Without my consciously planning to, I ended up in front of Mom’s house rather than at my apartment. The light purple Victorian with the dark purple and white gingerbread had been my home until I went to the University of Georgia. When I left college after two years to go to beauty school, I’d moved back in and lived there until I followed Hank to Atlanta and began working at Vidal Sassoon. The magnolia trees with their spreading branches and glossy leaves, the hammock swinging gently, and the spacious veranda with its mismatched chairs and elephant plant stand cum table were so familiar I frequently didn’t notice them. Right now, maybe because I’d spent time in the fear-clogged and antiseptic hospital environment, I felt a rush of affection for the place. Fire ant hills and fallen pecans dotted the yard and I avoided the former and scooped up a handful of the latter as I took the walkway around the side of the house and let myself into the kitchen.

“Mom?”

“Up here, honey.” Her voice came faintly down the back staircase that went from the kitchen to the upstairs hall.

Leaving the pecans on the counter, I grabbed a banana and peeled it as I climbed. I found Mom in the guest bedroom, ripping wide strips of packing tape from a roll and crisscrossing them over the window panes. She wore black knit slacks, a white tee shirt with black stars on it, and white sneakers and was standing on a step stool. She looked over her shoulder as I came in and smiled.

“You really think Hurricane Horatio is going to hit, huh?” I asked around a mouthful of banana.

“Well, that’s what the forecasters are saying. And it might be a category three before it hits the coast, so I think it’s best to be prepared, don’t you?”

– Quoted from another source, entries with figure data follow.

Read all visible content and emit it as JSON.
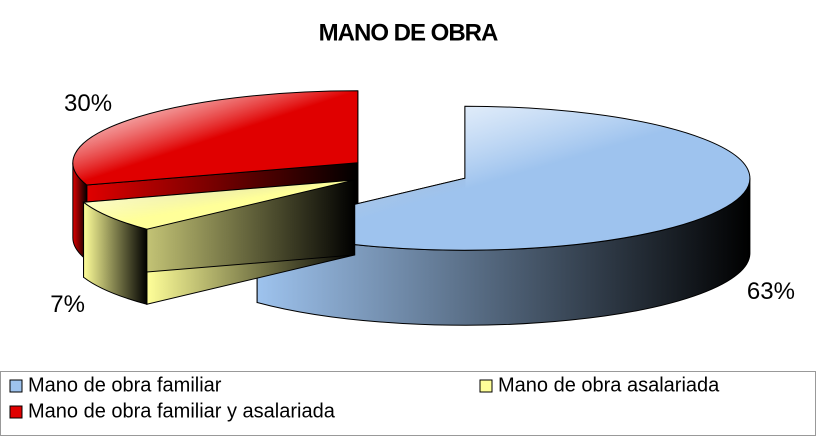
{
  "chart_data": {
    "type": "pie3d",
    "title": "MANO DE OBRA",
    "categories": [
      "Mano de obra familiar",
      "Mano de obra asalariada",
      "Mano de obra familiar y asalariada"
    ],
    "values": [
      63,
      7,
      30
    ],
    "value_labels": [
      "63%",
      "7%",
      "30%"
    ],
    "colors": [
      "#9ec3ee",
      "#ffff99",
      "#e00000"
    ]
  }
}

“Probably.” I plopped the banana skin in the trash can. Tearing some tape off the roll, I handed it to Mom. The tape didn’t keep the windows from breaking if a tree limb or flying lawn chair hit them, but it helped keep the glass from scattering all over the room.

She stuck it on the highest window and tried to smooth out a wrinkle as I told her about my conversation with Rachel.

“That poor boy,” she said when I finished. “And his poor parents. I’m so blessed that neither you nor Alice Rose ever had any problems like that, although I did wonder if Alice Rose might not have been a teensy bit depressed after Owen was born.”

“Really?” I hadn’t noticed anything different about my younger sister after she had Owen.

Mom nodded. “Don’t you remember how weepy she was, and how she kept worrying that the house was going to burn down or that Wade would get in a wreck on the way home from work?”